Union calls on universities to use £3.4bn surplus to raise staff wages or face strikes | The universities

Universities should use their £3.4billion surplus to give staff a pay rise to help offset the cost-of-living crisis – or face the prospect of strikes in the autumn, warned the University and College Union.

Analysis of university financial data by the union revealed that universities have earmarked £4.6bn to be spent on new buildings next year, an increase of more than a third on the last year, despite giving some staff a 3% below-inflation pay raise.

The union is demanding an RPI (which amounts to 12.3%) plus a 2% salary increase. His calculations estimated that a one-year surplus from the universities of Oxford and Cambridge, the wealthiest institutions in the UK, could fund a pay rise of 7.9% for all university staff.

UCU general secretary Jo Grady said: “The university sector is not only hoarding billions of pounds in cash, but also planning a tantalizing spending spree on shiny new vanity projects – while maintaining the salaries of the personnel, cutting pensions and plunging thousands of struggling people into a cost of living crisis.
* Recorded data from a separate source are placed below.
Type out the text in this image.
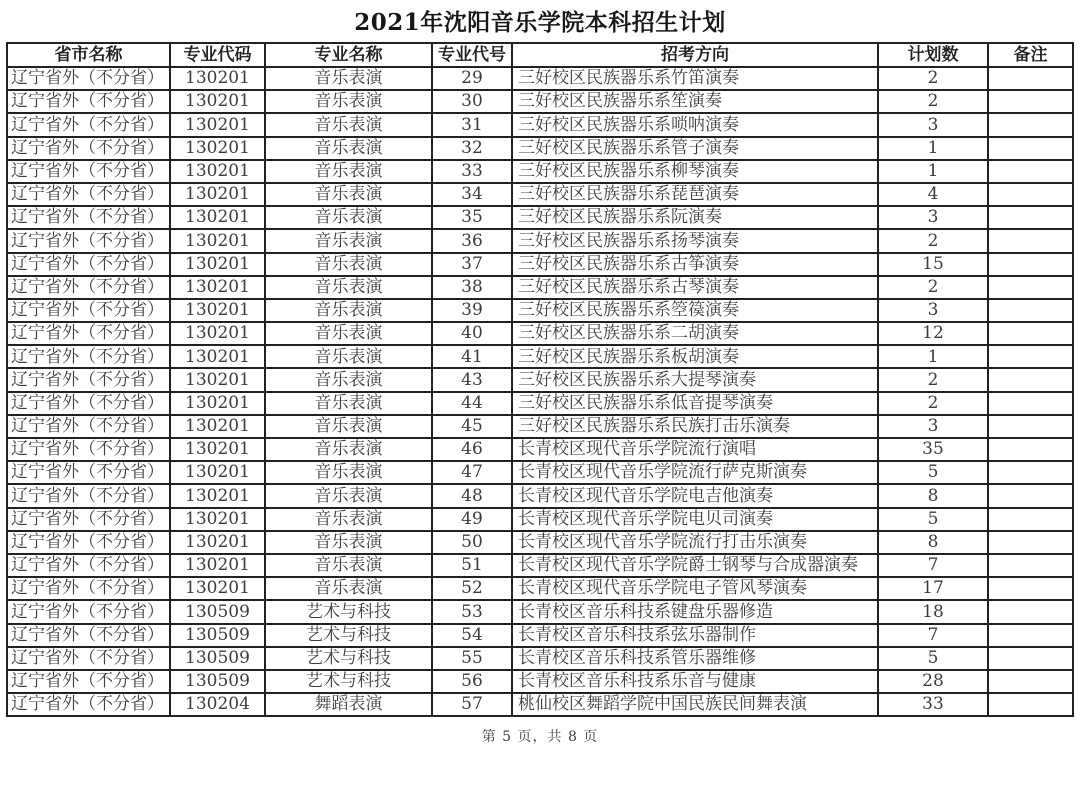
2021年沈阳音乐学院本科招生计划
省市名称	专业代码	专业名称	专业代号	招考方向	计划数	备注
辽宁省外（不分省）	130201	音乐表演	29	三好校区民族器乐系竹笛演奏	2	
辽宁省外（不分省）	130201	音乐表演	30	三好校区民族器乐系笙演奏	2	
辽宁省外（不分省）	130201	音乐表演	31	三好校区民族器乐系唢呐演奏	3	
辽宁省外（不分省）	130201	音乐表演	32	三好校区民族器乐系管子演奏	1	
辽宁省外（不分省）	130201	音乐表演	33	三好校区民族器乐系柳琴演奏	1	
辽宁省外（不分省）	130201	音乐表演	34	三好校区民族器乐系琵琶演奏	4	
辽宁省外（不分省）	130201	音乐表演	35	三好校区民族器乐系阮演奏	3	
辽宁省外（不分省）	130201	音乐表演	36	三好校区民族器乐系扬琴演奏	2	
辽宁省外（不分省）	130201	音乐表演	37	三好校区民族器乐系古筝演奏	15	
辽宁省外（不分省）	130201	音乐表演	38	三好校区民族器乐系古琴演奏	2	
辽宁省外（不分省）	130201	音乐表演	39	三好校区民族器乐系箜篌演奏	3	
辽宁省外（不分省）	130201	音乐表演	40	三好校区民族器乐系二胡演奏	12	
辽宁省外（不分省）	130201	音乐表演	41	三好校区民族器乐系板胡演奏	1	
辽宁省外（不分省）	130201	音乐表演	43	三好校区民族器乐系大提琴演奏	2	
辽宁省外（不分省）	130201	音乐表演	44	三好校区民族器乐系低音提琴演奏	2	
辽宁省外（不分省）	130201	音乐表演	45	三好校区民族器乐系民族打击乐演奏	3	
辽宁省外（不分省）	130201	音乐表演	46	长青校区现代音乐学院流行演唱	35	
辽宁省外（不分省）	130201	音乐表演	47	长青校区现代音乐学院流行萨克斯演奏	5	
辽宁省外（不分省）	130201	音乐表演	48	长青校区现代音乐学院电吉他演奏	8	
辽宁省外（不分省）	130201	音乐表演	49	长青校区现代音乐学院电贝司演奏	5	
辽宁省外（不分省）	130201	音乐表演	50	长青校区现代音乐学院流行打击乐演奏	8	
辽宁省外（不分省）	130201	音乐表演	51	长青校区现代音乐学院爵士钢琴与合成器演奏	7	
辽宁省外（不分省）	130201	音乐表演	52	长青校区现代音乐学院电子管风琴演奏	17	
辽宁省外（不分省）	130509	艺术与科技	53	长青校区音乐科技系键盘乐器修造	18	
辽宁省外（不分省）	130509	艺术与科技	54	长青校区音乐科技系弦乐器制作	7	
辽宁省外（不分省）	130509	艺术与科技	55	长青校区音乐科技系管乐器维修	5	
辽宁省外（不分省）	130509	艺术与科技	56	长青校区音乐科技系乐音与健康	28	
辽宁省外（不分省）	130204	舞蹈表演	57	桃仙校区舞蹈学院中国民族民间舞表演	33	
第 5 页，共 8 页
It is inconceivable and insulting.

She argued that the university sector generates its income through the work of its staff in teaching, research and administration and should “reassess its priorities”.

“Investment in staff is investment in students, and vice-chancellors need to realize that fact,” she said.

The union said 145 universities will be voted for strikes over pensions, wages and working conditions in early September. As the ballots are aggregated nationally, if more than half of the universities are in favor when they close in early October, each institution will go on strike later in the fall, which the union says would represent “an unprecedented level of disruption”.

Universities say they need to hold on to surpluses to weather tough financial climate ahead, and strong overall performance masks variations between institutions

Raj Jethwa, chief executive of the University and College Employers Association, said: “Each institution has a legal obligation to balance its books and the nationally negotiated salary increase must be affordable for all 145 institutions. Many higher education institutions are working hard to avoid layoffs, and others are struggling to balance budgets to maintain staffing levels, while delivering this year’s salary increase into the pockets of staff.

He argued that it was dishonest to cite buildings as an area where universities could find savings because it “represents less than 10% of total expenditure and has suffered significant cuts during the pandemic, in order to devote resources to the support of staff and students”.

He noted that although the current salary offer proposes a minimum increase of 3% for all staff, it provides for a 9% increase for the lowest paid staff, who are most affected by inflation. .

Union research suggests universities generated record levels of revenue from tuition fees and other sources, reaching £41.1bn in 2020-21, up from £39.6bn in 2019 -20.

During this period, staff costs increased by £200m, which the union said was not enough to meet the additional demand for teaching and support resulting from increased enrollment students, which means that existing staff members have to work harder.

The union said staff had received low-wage rewards over the past decade, which has lagged inflation by 25%, and estimates that around 90,000 university staff are employed on short-term and precarious contracts.

The union argued that some universities were wasting money on expensive overseas campuses. In February, it was revealed that just 100 students had graduated from a New York campus of Glasgow Caledonian University since it opened in 2014, despite securing £21.4million in loans to maintain the open campus.

The university said the college began recruiting students in 2017 and achieved degree accreditation in March, which a spokesperson said would lead to “an increase in the number of students recruited and graduated in the months and years years to come”.

In 2019, the University of Reading significantly reduced its presence in Malaysia after racking up losses of over £20m. The university said the campus is “now in a much stronger financial position” after the restructuring.

Meanwhile, some university bosses have called for tuition fees to be raised in line with inflation to avoid overreliance on foreign students.

Sir David Bell, Vice-Chancellor of the University of Sunderland and former permanent secretary to the Department for Education, told The Sunday Times: ‘You can’t expect to run universities with a fee level of £9,250 per year, which by 2025 will be worth around £6,000 in real terms due to inflation.

“If you want to continue running universities even at the level we have now, you have to increase tuition at some point.”

Overseas students currently pay £24,000 a year, while tuition fees of £9,250 would now be £12,000 a year had they kept pace with inflation.